The fastest fix: compress it
- Open Compress PDF.
- Drop in your file.
- Click Compress PDF and download the smaller version.
It runs in your browser, so even a confidential document is never uploaded. For most files — especially scans — this single step is enough to clear a 25 MB or 10 MB limit.
Know your target
Different systems have different caps. Aim a little below the limit to leave room for the email itself:
- Gmail / Outlook.com: 25 MB — target ~20 MB
- Many company mail servers: 10 MB — target ~8 MB
- Older or strict systems: 5 MB — target ~4 MB
If you don't know the recipient's limit, under 10 MB is a safe bet for almost everyone.
Still too big? Work down the list
If one pass of compression doesn't get you there, apply these in order — each one removes more weight:
- Remove pages you don't need. Blank pages, duplicates and cover sheets add up. Drop them with Remove Pages, then compress again.
- Send only the relevant pages. If the recipient needs pages 3–7, don't send all 40. Pull just those with Extract Pages.
- Split the document. For a genuinely large file that must stay whole, break it into parts with Split PDF and send them as separate emails.
- Export heavy scans as images. If you only need the pictures, PDF to JPG can be far smaller than the full PDF.
Why is my PDF so big in the first place?
Understanding the cause helps you fix it faster:
- High-resolution scans are the usual culprit — a single 600 DPI page can weigh several megabytes. For on-screen reading, 150 DPI is plenty.
- Embedded fonts add weight so the file renders identically everywhere.
- Re-exported files accumulate redundant data and metadata each time they're saved.
Compression targets exactly this waste, which is why it works so well without changing how your document looks.
What about quality?
With sensible compression, text stays sharp and images stay clear — the tool trims redundant data and right-sizes oversized images rather than degrading everything.
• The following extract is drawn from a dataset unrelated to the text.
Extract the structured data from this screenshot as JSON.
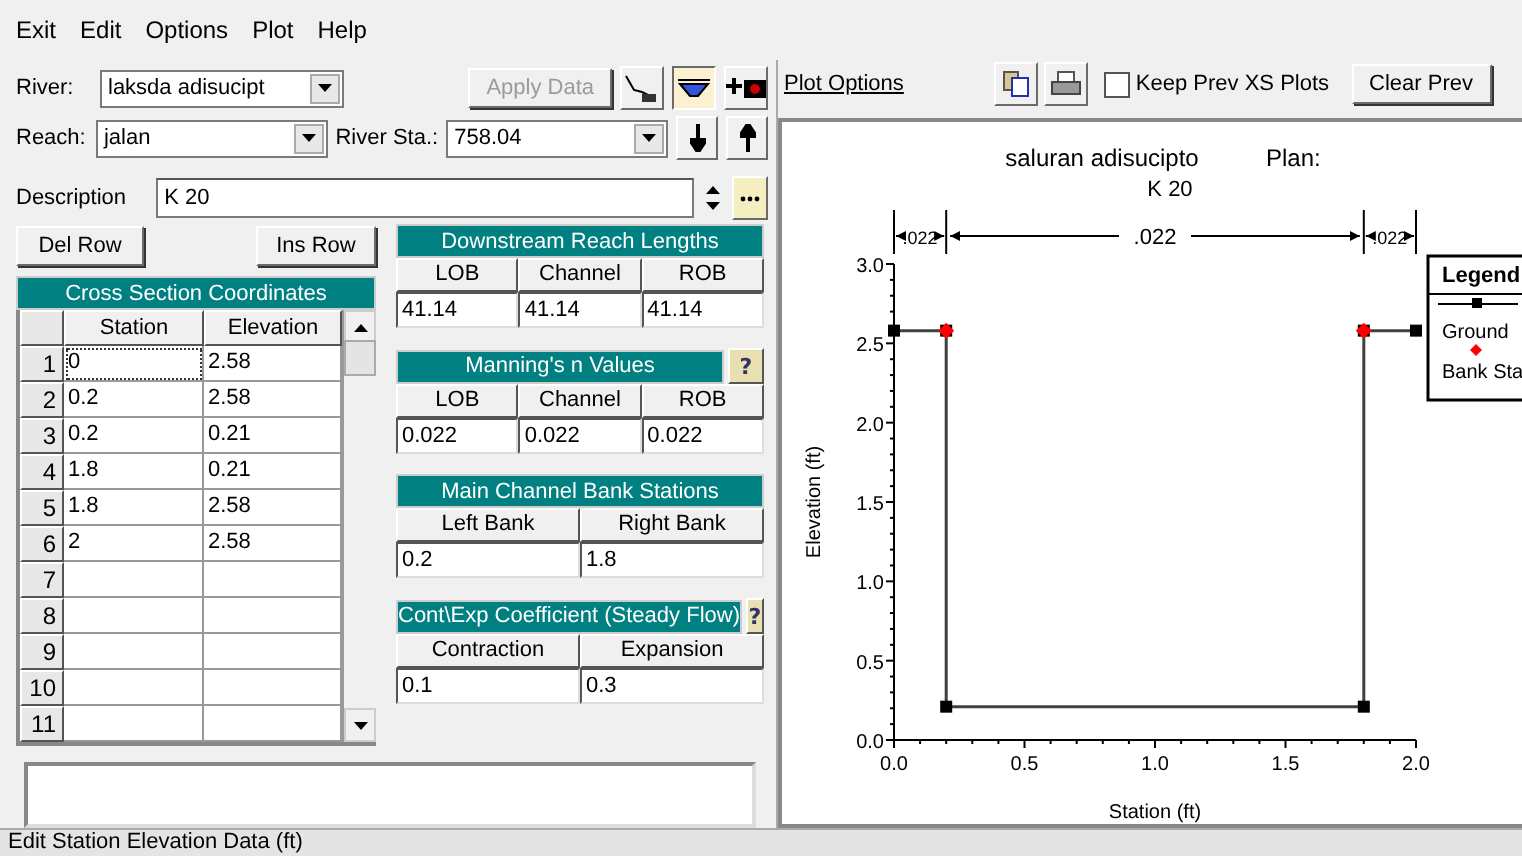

You'd only notice a difference if you compressed an image-heavy file very aggressively. If you need pristine fidelity for professional printing or a legal filing, keep the original and only email a compressed copy. There's a fuller explanation in our guide on compressing without losing quality.
Alternatives to attaching at all
If a file simply won't shrink enough — or you'd rather not email sensitive documents — consider a secure link from a cloud service instead, and password-protect the PDF first with Protect PDF so only the intended recipient can open it.
Frequently asked questions
How do I get a PDF under 25 MB? One pass through Compress PDF clears the 25 MB Gmail/Outlook limit for the vast majority of files.
How do I get it under 5 MB? Compress it, then remove or extract only the pages you actually need. For very large scans, splitting the file is the reliable option.
Will compressing ruin the quality? No — with normal settings, text and images stay clear. Only extreme settings on scan-heavy files become visible.
Are my files uploaded? No. Compression happens in your browser, so your document never leaves your device.